Про комаров здесь слышны такие разговоры:

— Третьего дня Иван Иванович одного видел. Говорит, пищал, как следует быть.

— Где это? Может, еще врет. Сплетник ваш Иван Иванович, нельзя ему верить.

Мучители, худшая из казней, неисчислимо-проклятые пискуны, как они сюда не попали? Вот им и Барбадос.

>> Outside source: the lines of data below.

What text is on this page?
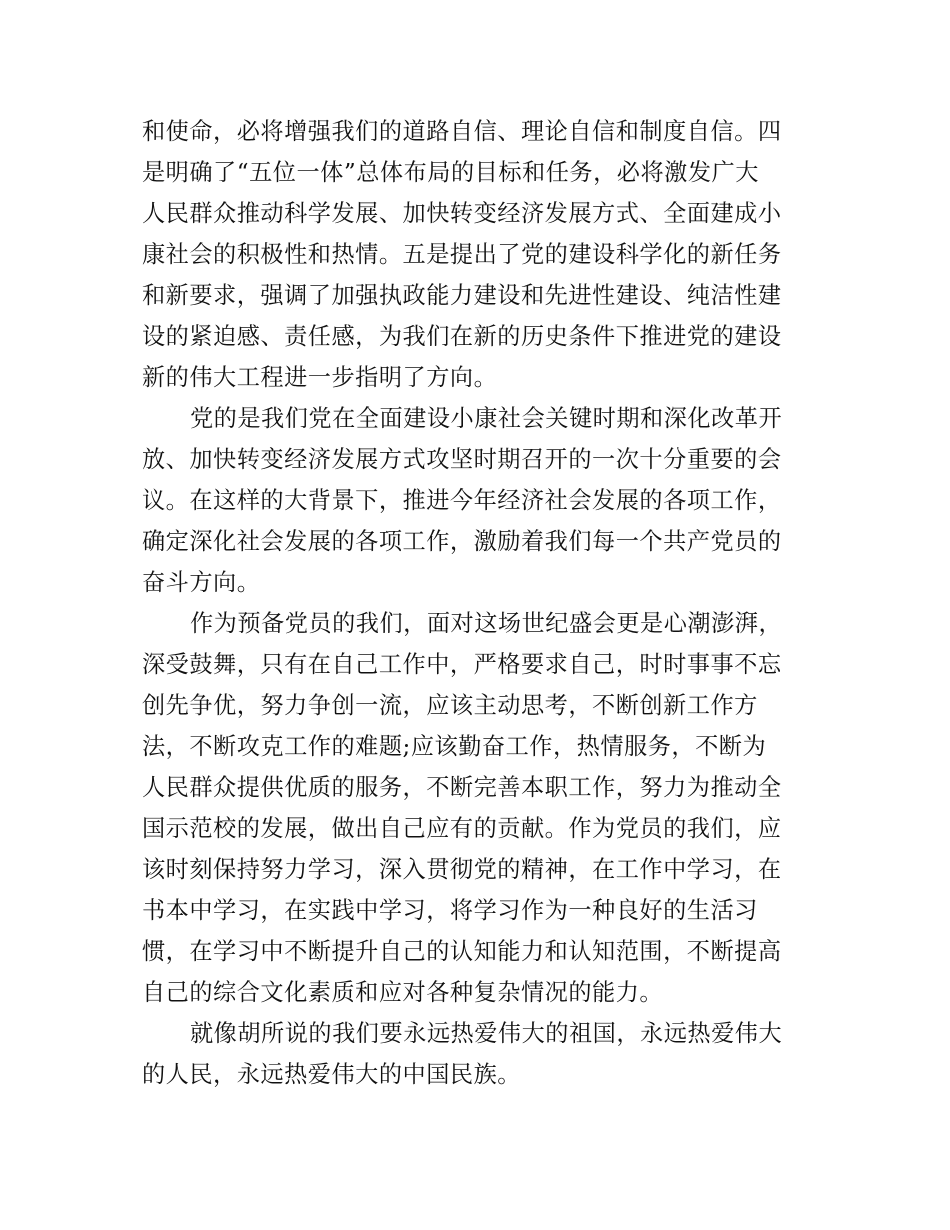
和使命，必将增强我们的道路自信、理论自信和制度自信。四
是明确了“五位一体”总体布局的目标和任务，必将激发广大
人民群众推动科学发展、加快转变经济发展方式、全面建成小
康社会的积极性和热情。五是提出了党的建设科学化的新任务
和新要求，强调了加强执政能力建设和先进性建设、纯洁性建
设的紧迫感、责任感，为我们在新的历史条件下推进党的建设
新的伟大工程进一步指明了方向。
党的是我们党在全面建设小康社会关键时期和深化改革开
放、加快转变经济发展方式攻坚时期召开的一次十分重要的会
议。在这样的大背景下，推进今年经济社会发展的各项工作，
确定深化社会发展的各项工作，激励着我们每一个共产党员的
奋斗方向。
作为预备党员的我们，面对这场世纪盛会更是心潮澎湃，
深受鼓舞，只有在自己工作中，严格要求自己，时时事事不忘
创先争优，努力争创一流，应该主动思考，不断创新工作方
法，不断攻克工作的难题;应该勤奋工作，热情服务，不断为
人民群众提供优质的服务，不断完善本职工作，努力为推动全
国示范校的发展，做出自己应有的贡献。作为党员的我们，应
该时刻保持努力学习，深入贯彻党的精神，在工作中学习，在
书本中学习，在实践中学习，将学习作为一种良好的生活习
惯，在学习中不断提升自己的认知能力和认知范围，不断提高
自己的综合文化素质和应对各种复杂情况的能力。
就像胡所说的我们要永远热爱伟大的祖国，永远热爱伟大
的人民，永远热爱伟大的中国民族。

Энтомолог ежедневно выходит на свою охоту. Он размахивает сачком над кустами и травой, что-то ловит, кого-то сажает в баночки, в мешок. Какие-то синие стрекозы толщиною в нитку на прозрачных крыльях, пепельные бабочки, похожие на моль, зеленые, красные букашки—вот его невинная добыча. Бедняга второй год бьется, не может поймать что-нибудь этакое с жалом, с ядом, жгучее, вредное. Ничего подобного.

Скорпионы, тарантулы, сороконожки, уховертки, сколопендры, всякие другие страшилища, — все они, с его, энтомолога, точки зрения, пусть даже не насекомые—где они, отравители, кусаки, отвратительные, ненавистные? Им по штату полагается быть везде на юге. Здесь юг, их нет.

Где неистребимая язва, вечная, роковая туча, беспроглядный мрак севера—таракан? Нет тут таракана, ни черного, ни прусака, ни египетского с голубыми кругами на боках, никакого таракана.

Ползущие, прыгающие, пискливо прилетающие во тьме, втыкающие жало, пьющие кровь, просто пачкающие—какие болезни, сколько ядов, просто гадостей несут они на своих челюстях, хоботках, на мохнатых лапах? Все в других местах, не здесь. Какая тут малярия! Не слыхано.

Блаженный край. Тут в жаркий летний день спокойно лежит на земле человек и смотрит почти с умилением: никто к нему не ползет, а муха летит, толстая, черная. Такая не укусит, не пристанет к человеку, безобидная муха. А больше никаких нет.